Bojack has finally recognized that he has gotten everything he could possibly want, and that the fault for his misgivings and discontentment must lie within himself. The hardest part though is that he must take that step forward into his everyday life. His test comes in the most extreme fashion: Hollyhock, BoJack’s sister, shows up. The Old Bojack would have seen Hollyhock’s sudden appearance as an opportunity to finally find meaning and happiness in life. That prism itself though, would have turned Hollyhock into another pawn in the Bojack narrative. It would have limited his ability to actually appreciate her for who she is. The new disparate Bojack, discovers who Hollyhock is because he did not insist on using her as a means to an end for his own happiness.

In classic Bojack fashion, a drastic turn for the worse happens when Bojack’s mother poisons Hollyhock nearly to the point of death.
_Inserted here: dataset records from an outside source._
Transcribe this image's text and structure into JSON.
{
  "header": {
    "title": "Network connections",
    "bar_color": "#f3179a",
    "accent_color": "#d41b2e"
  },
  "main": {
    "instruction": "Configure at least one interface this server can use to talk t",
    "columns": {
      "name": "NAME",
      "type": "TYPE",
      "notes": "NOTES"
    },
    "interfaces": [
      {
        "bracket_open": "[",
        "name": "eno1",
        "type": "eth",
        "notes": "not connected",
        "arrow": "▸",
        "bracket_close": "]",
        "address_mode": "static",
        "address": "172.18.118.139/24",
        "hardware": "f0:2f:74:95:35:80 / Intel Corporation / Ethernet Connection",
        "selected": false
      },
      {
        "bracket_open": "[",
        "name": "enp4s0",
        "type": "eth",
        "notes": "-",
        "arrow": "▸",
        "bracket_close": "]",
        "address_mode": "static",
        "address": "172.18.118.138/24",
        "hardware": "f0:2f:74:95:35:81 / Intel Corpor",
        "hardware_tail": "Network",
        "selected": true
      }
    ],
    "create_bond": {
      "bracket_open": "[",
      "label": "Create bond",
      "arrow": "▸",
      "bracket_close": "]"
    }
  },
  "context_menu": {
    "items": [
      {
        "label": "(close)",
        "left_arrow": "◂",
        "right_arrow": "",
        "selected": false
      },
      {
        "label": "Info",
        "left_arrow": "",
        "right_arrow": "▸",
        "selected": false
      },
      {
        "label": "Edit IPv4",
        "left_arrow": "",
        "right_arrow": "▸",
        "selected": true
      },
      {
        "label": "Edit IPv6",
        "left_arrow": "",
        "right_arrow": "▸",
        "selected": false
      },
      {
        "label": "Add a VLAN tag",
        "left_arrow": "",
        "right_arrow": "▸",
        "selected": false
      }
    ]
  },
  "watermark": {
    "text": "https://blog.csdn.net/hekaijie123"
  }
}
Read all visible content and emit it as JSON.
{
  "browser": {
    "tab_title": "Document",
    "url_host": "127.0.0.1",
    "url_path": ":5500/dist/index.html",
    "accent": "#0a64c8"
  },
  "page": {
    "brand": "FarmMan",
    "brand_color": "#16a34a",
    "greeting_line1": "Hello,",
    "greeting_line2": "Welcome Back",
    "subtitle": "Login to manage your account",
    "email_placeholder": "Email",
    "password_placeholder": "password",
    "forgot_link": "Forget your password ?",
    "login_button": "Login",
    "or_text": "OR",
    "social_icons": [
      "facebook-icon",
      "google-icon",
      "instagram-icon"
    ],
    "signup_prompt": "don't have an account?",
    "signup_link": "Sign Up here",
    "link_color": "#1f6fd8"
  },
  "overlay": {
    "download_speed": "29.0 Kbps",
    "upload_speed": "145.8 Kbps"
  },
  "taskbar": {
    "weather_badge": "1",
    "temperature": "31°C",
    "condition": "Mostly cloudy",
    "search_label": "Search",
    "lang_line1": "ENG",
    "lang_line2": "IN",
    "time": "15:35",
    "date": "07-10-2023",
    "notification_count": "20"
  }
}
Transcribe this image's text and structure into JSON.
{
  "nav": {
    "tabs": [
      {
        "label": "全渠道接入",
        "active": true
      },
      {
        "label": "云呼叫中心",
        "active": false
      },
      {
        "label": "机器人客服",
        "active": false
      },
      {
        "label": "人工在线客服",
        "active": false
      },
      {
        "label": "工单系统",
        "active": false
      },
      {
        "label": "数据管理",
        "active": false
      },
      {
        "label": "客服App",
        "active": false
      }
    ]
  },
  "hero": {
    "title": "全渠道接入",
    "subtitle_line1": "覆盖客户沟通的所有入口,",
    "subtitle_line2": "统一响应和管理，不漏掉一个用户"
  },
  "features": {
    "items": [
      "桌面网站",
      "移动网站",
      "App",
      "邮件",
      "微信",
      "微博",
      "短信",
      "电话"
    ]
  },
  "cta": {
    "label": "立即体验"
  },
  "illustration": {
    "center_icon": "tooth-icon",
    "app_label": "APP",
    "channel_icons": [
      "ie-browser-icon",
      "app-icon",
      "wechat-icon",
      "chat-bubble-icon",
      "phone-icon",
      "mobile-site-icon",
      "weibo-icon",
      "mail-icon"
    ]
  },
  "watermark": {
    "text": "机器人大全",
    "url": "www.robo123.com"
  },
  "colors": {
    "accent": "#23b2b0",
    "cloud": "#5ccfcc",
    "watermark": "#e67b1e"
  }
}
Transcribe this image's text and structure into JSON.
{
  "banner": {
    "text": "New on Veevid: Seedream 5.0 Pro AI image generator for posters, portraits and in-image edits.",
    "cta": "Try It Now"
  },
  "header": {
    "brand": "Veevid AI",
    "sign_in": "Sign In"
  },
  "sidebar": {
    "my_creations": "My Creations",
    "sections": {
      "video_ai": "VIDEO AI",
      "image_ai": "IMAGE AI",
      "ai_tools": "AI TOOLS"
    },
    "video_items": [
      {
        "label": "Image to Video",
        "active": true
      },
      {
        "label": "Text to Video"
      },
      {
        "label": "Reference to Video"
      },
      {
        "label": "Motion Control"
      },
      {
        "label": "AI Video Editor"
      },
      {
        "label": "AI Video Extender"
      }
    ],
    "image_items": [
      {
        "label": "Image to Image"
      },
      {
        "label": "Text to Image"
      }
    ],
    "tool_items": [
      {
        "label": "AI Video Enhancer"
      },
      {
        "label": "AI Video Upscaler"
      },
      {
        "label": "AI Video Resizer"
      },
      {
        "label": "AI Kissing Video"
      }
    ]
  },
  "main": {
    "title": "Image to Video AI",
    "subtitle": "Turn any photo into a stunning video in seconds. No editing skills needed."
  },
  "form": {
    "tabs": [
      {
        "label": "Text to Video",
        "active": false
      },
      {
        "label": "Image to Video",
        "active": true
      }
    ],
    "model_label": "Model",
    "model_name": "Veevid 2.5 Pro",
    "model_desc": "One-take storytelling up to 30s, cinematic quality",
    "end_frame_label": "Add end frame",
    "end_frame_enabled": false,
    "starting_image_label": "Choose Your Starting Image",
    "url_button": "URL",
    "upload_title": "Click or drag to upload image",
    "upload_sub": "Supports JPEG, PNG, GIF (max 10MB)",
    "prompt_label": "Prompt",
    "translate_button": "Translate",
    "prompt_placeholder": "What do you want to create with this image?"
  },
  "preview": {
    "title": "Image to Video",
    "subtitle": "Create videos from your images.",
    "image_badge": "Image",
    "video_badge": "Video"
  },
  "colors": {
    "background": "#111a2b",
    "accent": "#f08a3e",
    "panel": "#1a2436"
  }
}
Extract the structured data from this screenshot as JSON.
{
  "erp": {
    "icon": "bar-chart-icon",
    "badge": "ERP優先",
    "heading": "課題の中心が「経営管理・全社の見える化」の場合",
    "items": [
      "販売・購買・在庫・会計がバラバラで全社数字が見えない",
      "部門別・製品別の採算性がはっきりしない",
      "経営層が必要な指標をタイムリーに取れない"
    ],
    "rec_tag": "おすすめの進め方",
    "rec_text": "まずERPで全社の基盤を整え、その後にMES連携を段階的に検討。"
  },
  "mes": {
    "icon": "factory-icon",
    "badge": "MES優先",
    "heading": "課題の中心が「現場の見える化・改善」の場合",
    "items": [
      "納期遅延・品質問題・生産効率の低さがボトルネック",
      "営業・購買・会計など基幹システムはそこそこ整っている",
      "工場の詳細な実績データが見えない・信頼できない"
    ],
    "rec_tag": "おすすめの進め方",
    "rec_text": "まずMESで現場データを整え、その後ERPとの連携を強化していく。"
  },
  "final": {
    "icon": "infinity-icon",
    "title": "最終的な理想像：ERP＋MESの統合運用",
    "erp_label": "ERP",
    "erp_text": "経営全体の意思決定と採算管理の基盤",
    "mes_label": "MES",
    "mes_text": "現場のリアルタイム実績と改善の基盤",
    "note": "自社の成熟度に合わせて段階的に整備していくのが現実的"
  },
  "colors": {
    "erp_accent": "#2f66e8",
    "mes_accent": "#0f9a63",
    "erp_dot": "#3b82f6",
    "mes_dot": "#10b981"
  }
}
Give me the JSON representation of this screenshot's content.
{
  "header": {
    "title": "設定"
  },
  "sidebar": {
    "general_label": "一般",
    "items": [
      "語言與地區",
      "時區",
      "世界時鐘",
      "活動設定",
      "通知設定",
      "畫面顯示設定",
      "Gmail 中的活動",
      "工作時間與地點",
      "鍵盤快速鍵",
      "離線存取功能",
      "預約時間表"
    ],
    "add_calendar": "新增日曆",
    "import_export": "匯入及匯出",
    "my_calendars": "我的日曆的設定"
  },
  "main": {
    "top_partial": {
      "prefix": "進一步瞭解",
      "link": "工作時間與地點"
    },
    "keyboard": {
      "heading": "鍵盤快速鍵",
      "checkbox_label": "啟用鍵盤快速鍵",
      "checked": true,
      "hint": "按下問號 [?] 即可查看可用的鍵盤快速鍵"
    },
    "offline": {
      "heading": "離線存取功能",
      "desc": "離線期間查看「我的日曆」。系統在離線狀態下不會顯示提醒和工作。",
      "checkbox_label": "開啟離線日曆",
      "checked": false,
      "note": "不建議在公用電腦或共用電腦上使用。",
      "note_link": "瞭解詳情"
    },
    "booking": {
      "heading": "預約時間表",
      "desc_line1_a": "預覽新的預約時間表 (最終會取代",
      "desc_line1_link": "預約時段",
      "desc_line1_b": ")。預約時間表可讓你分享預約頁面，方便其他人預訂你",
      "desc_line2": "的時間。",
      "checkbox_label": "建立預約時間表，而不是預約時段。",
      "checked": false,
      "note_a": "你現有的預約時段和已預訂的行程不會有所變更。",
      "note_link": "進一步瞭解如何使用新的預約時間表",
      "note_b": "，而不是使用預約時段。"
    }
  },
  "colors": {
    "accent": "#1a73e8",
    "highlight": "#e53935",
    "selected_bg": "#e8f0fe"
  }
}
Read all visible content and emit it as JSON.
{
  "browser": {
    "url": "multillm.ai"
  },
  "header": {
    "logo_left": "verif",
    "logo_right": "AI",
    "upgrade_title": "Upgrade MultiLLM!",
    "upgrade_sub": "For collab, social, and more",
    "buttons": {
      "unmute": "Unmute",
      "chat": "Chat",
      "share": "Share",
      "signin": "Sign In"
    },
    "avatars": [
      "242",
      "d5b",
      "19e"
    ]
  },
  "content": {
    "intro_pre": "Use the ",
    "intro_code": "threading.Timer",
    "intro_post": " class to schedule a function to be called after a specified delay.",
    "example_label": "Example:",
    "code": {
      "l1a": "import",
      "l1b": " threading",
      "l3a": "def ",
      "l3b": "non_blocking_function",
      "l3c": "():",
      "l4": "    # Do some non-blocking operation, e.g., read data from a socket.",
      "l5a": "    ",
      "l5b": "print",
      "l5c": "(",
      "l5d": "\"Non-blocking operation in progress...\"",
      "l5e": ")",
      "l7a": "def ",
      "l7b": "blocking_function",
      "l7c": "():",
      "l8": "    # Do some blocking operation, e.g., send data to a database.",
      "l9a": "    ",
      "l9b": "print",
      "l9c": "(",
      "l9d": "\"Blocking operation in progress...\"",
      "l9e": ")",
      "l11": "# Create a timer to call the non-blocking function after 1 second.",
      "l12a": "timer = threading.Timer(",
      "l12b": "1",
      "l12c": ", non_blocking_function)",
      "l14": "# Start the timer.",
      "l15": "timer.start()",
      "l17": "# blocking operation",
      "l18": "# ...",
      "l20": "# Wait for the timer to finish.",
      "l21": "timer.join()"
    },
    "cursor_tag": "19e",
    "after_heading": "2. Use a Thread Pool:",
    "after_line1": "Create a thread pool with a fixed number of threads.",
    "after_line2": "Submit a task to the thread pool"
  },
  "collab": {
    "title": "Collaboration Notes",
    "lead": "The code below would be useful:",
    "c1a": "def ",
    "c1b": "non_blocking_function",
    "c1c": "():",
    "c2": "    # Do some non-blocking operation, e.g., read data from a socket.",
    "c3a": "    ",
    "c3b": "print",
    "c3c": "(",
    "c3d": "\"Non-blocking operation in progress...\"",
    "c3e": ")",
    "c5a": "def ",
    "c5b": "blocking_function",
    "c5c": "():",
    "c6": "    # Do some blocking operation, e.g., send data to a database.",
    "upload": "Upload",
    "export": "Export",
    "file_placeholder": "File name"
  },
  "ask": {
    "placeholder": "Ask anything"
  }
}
The old Bojack would have dodged responsibility, blamed his mother, his past, his vices, and expressed concern mainly for his loss of a newfound relationship. He may have tried to fill the void with another goal. Or spiraled into a sequence of self loathing. Incredibly, enabled by the isolation and honest reflection— akin to that encouraged by the Sfat Emet— he doesn’t do any of those things; instead he worries about Hollyhock. Bojack “gets his shit together,” finds a way to help her, and fix the wrong. After affirming this and speaking earnestly with his newfound sister, Bojack earns his first positive moment in the series. An unfamiliar expression forms on his face; Bojack smiles.